Source code generation

Code is generated using included Python scripts.

Documentation

Documentation is generated from source code using Sphinx - see scripts dir for details.

Release Process

Unified Runtime releases are aligned with oneAPI releases. Once all changes planned for a release have been accepted, the release process is defined as:

  1. Create a new release branch based on the main branch taking the form v<major>.<minor>.x where x is a placeholder for the patch version.
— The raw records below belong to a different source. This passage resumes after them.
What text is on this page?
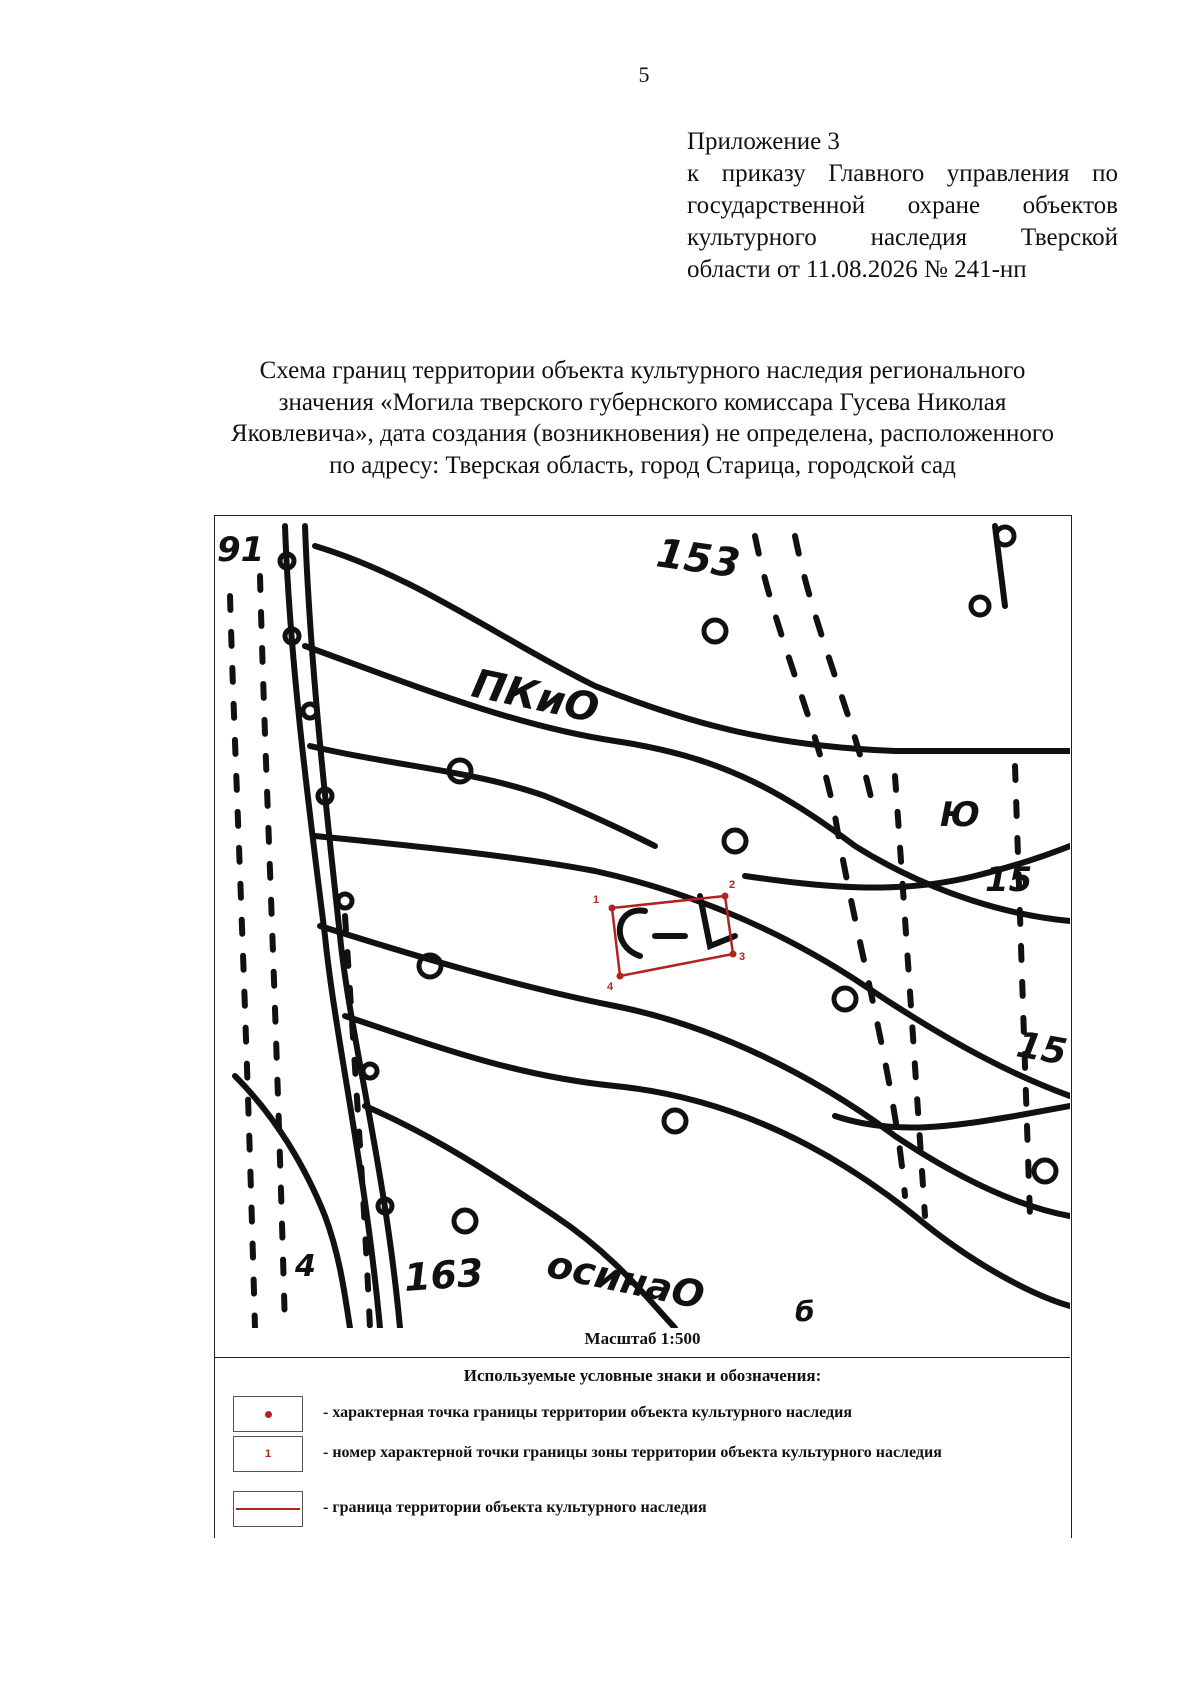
5
Приложение 3
к приказу Главного управления по
государственной охране объектов
культурного наследия Тверской
области от 11.08.2026 № 241-нп
Схема границ территории объекта культурного наследия регионального
значения «Могила тверского губернского комиссара Гусева Николая
Яковлевича», дата создания (возникновения) не определена, расположенного
по адресу: Тверская область, город Старица, городской сад
91	153
ПКиО
Ю
15
15
163 осинаО
4
б
1
2
3
4
Масштаб 1:500
Используемые условные знаки и обозначения:
- характерная точка границы территории объекта культурного наследия
1	- номер характерной точки границы зоны территории объекта культурного наследия
- граница территории объекта культурного наследия
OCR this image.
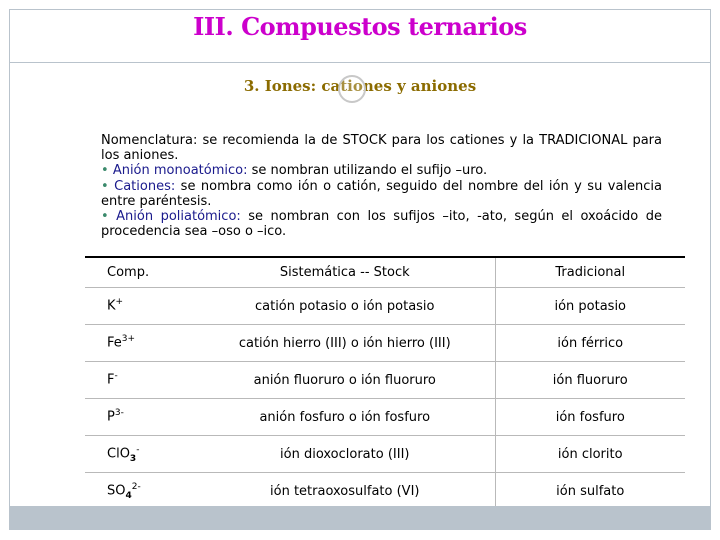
III. Compuestos ternarios
3. Iones: cationes y aniones

Nomenclatura: se recomienda la de STOCK para los cationes y la TRADICIONAL para los aniones.

• Anión monoatómico: se nombran utilizando el sufijo –uro.

• Cationes: se nombra como ión o catión, seguido del nombre del ión y su valencia entre paréntesis.

• Anión poliatómico: se nombran con los sufijos –ito, -ato, según el oxoácido de procedencia sea –oso o –ico.

Comp.	Sistemática -- Stock	Tradicional
K+	catión potasio o ión potasio	ión potasio
$Fe^{3+}$	catión hierro (III) o ión hierro (III)	ión férrico
F-	anión fluoruro o ión fluoruro	ión fluoruro
$P^{3-}$	anión fosfuro o ión fosfuro	ión fosfuro
ClO$_3$-	ión dioxoclorato (III)	ión clorito
$SO_4^{2-}$	ión tetraoxosulfato (VI)	ión sulfato
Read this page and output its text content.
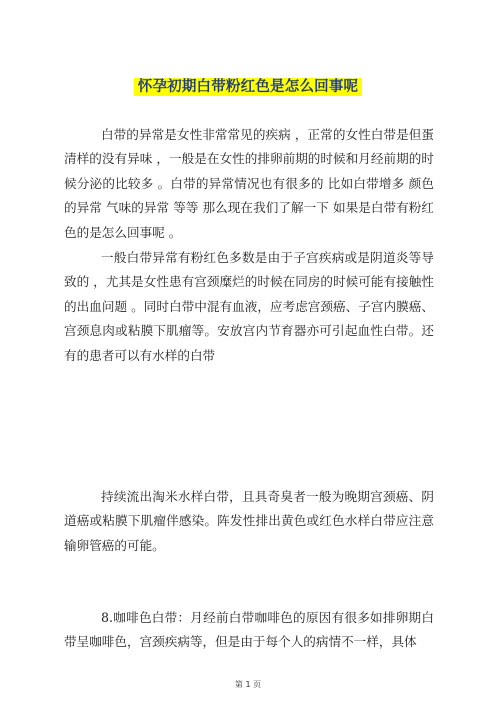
怀孕初期白带粉红色是怎么回事呢

白带的异常是女性非常常见的疾病 ，正常的女性白带是但蛋清样的没有异味 ，一般是在女性的排卵前期的时候和月经前期的时候分泌的比较多 。白带的异常情况也有很多的 比如白带增多 颜色的异常 气味的异常 等等 那么现在我们了解一下 如果是白带有粉红色的是怎么回事呢 。

一般白带异常有粉红色多数是由于子宫疾病或是阴道炎等导致的 ，尤其是女性患有宫颈糜烂的时候在同房的时候可能有接触性的出血问题 。同时白带中混有血液，应考虑宫颈癌、子宫内膜癌、宫颈息肉或粘膜下肌瘤等。安放宫内节育器亦可引起血性白带。还有的患者可以有水样的白带

持续流出淘米水样白带，且具奇臭者一般为晚期宫颈癌、阴道癌或粘膜下肌瘤伴感染。阵发性排出黄色或红色水样白带应注意输卵管癌的可能。

8.咖啡色白带：月经前白带咖啡色的原因有很多如排卵期白带呈咖啡色，宫颈疾病等，但是由于每个人的病情不一样，具体

第 1 页
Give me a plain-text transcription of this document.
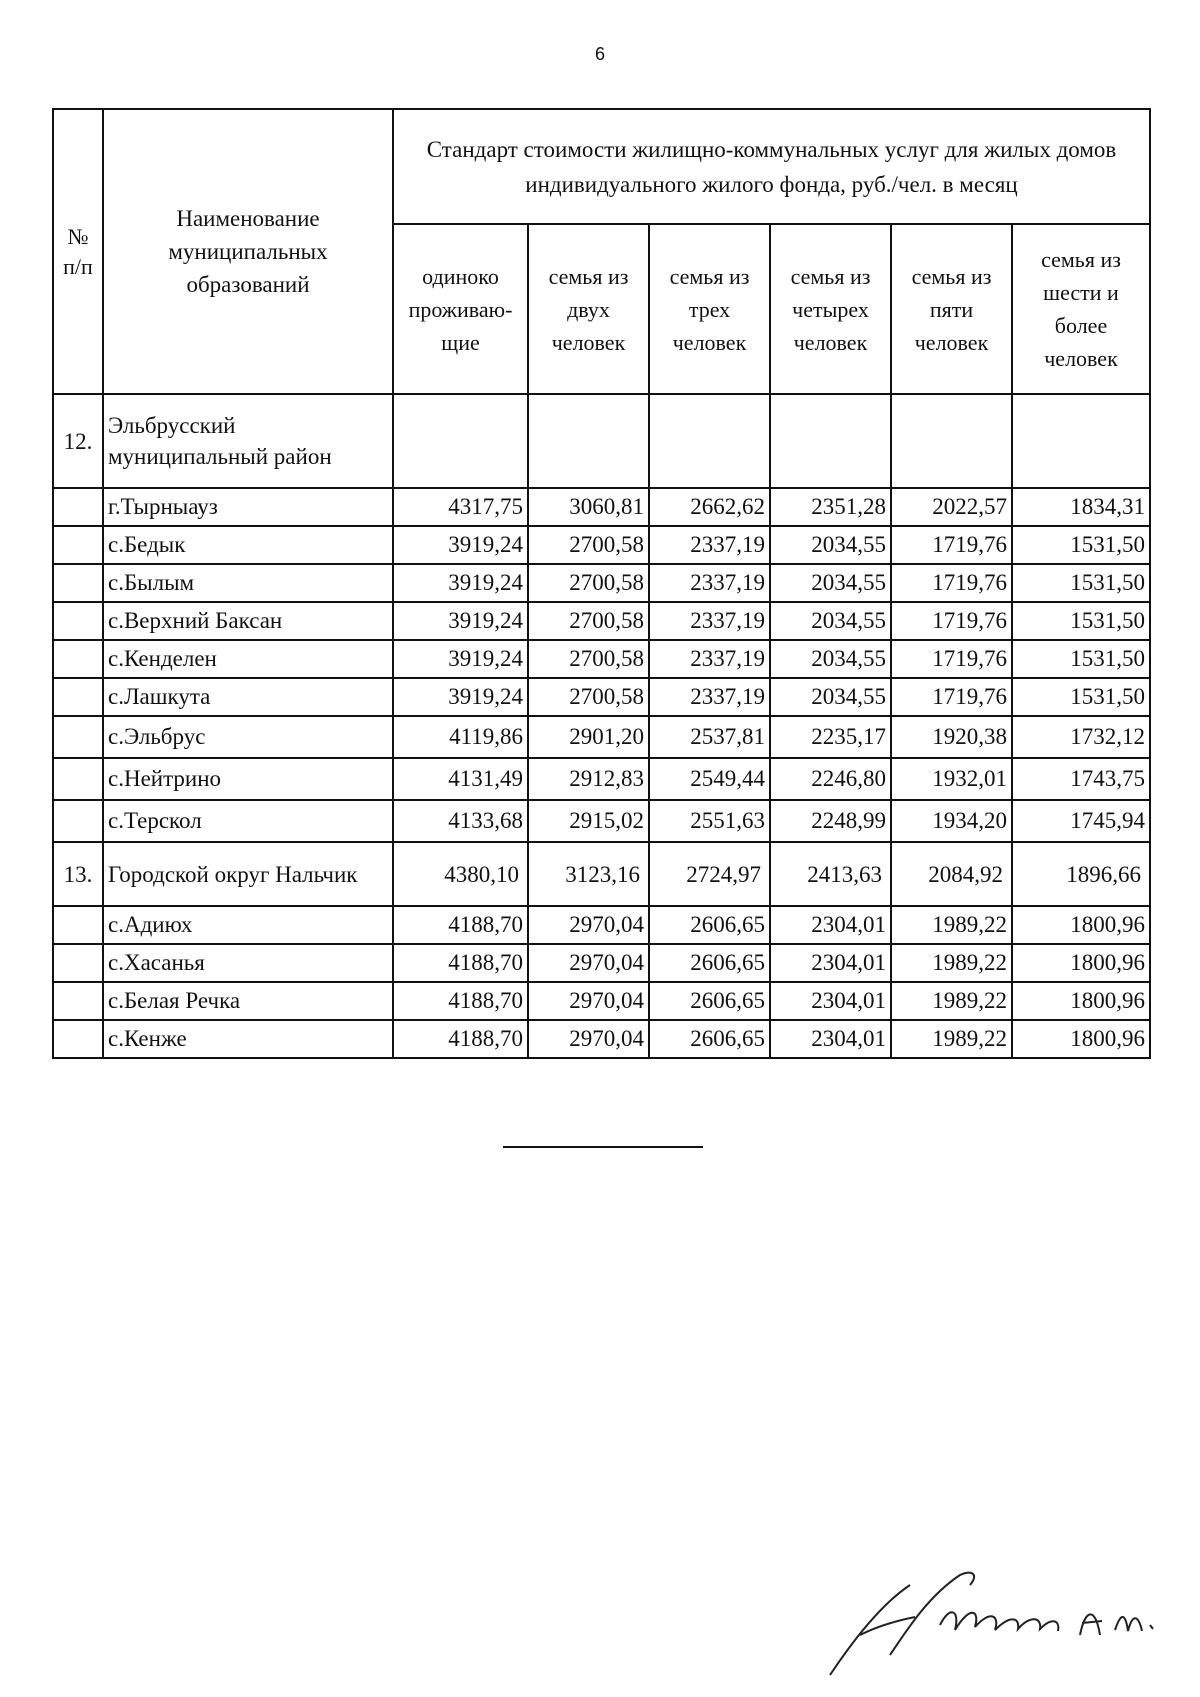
6
№ п/п	Наименование муниципальных образований	Стандарт стоимости жилищно-коммунальных услуг для жилых домов индивидуального жилого фонда, руб./чел. в месяц					
		одиноко проживаю-щие	семья из двух человек	семья из трех человек	семья из четырех человек	семья из пяти человек	семья из шести и более человек
12.	Эльбрусский муниципальный район						
	г.Тырныауз	4317,75	3060,81	2662,62	2351,28	2022,57	1834,31
	с.Бедык	3919,24	2700,58	2337,19	2034,55	1719,76	1531,50
	с.Былым	3919,24	2700,58	2337,19	2034,55	1719,76	1531,50
	с.Верхний Баксан	3919,24	2700,58	2337,19	2034,55	1719,76	1531,50
	с.Кенделен	3919,24	2700,58	2337,19	2034,55	1719,76	1531,50
	с.Лашкута	3919,24	2700,58	2337,19	2034,55	1719,76	1531,50
	с.Эльбрус	4119,86	2901,20	2537,81	2235,17	1920,38	1732,12
	с.Нейтрино	4131,49	2912,83	2549,44	2246,80	1932,01	1743,75
	с.Терскол	4133,68	2915,02	2551,63	2248,99	1934,20	1745,94
13.	Городской округ Нальчик	4380,10	3123,16	2724,97	2413,63	2084,92	1896,66
	с.Адиюх	4188,70	2970,04	2606,65	2304,01	1989,22	1800,96
	с.Хасанья	4188,70	2970,04	2606,65	2304,01	1989,22	1800,96
	с.Белая Речка	4188,70	2970,04	2606,65	2304,01	1989,22	1800,96
	с.Кенже	4188,70	2970,04	2606,65	2304,01	1989,22	1800,96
This branch will always contain the latest patch version for a given release.
  2. Create a PR to increment the CMake project version on the main and merge before accepting any other changes.
  3. Create a new tag based on the latest commit on the release branch taking the form v<major>.<minor>.<patch>.
  4. Create a new GitHub release using the tag created in the previous step.
    • Prior to version 1.0, check the Set as a pre-release tick box.
  5. Update downstream projects to utilize the release tag. If any issues arise from integration, apply any necessary hot fixes to v<major>.<minor>.x branch and go back to step 3.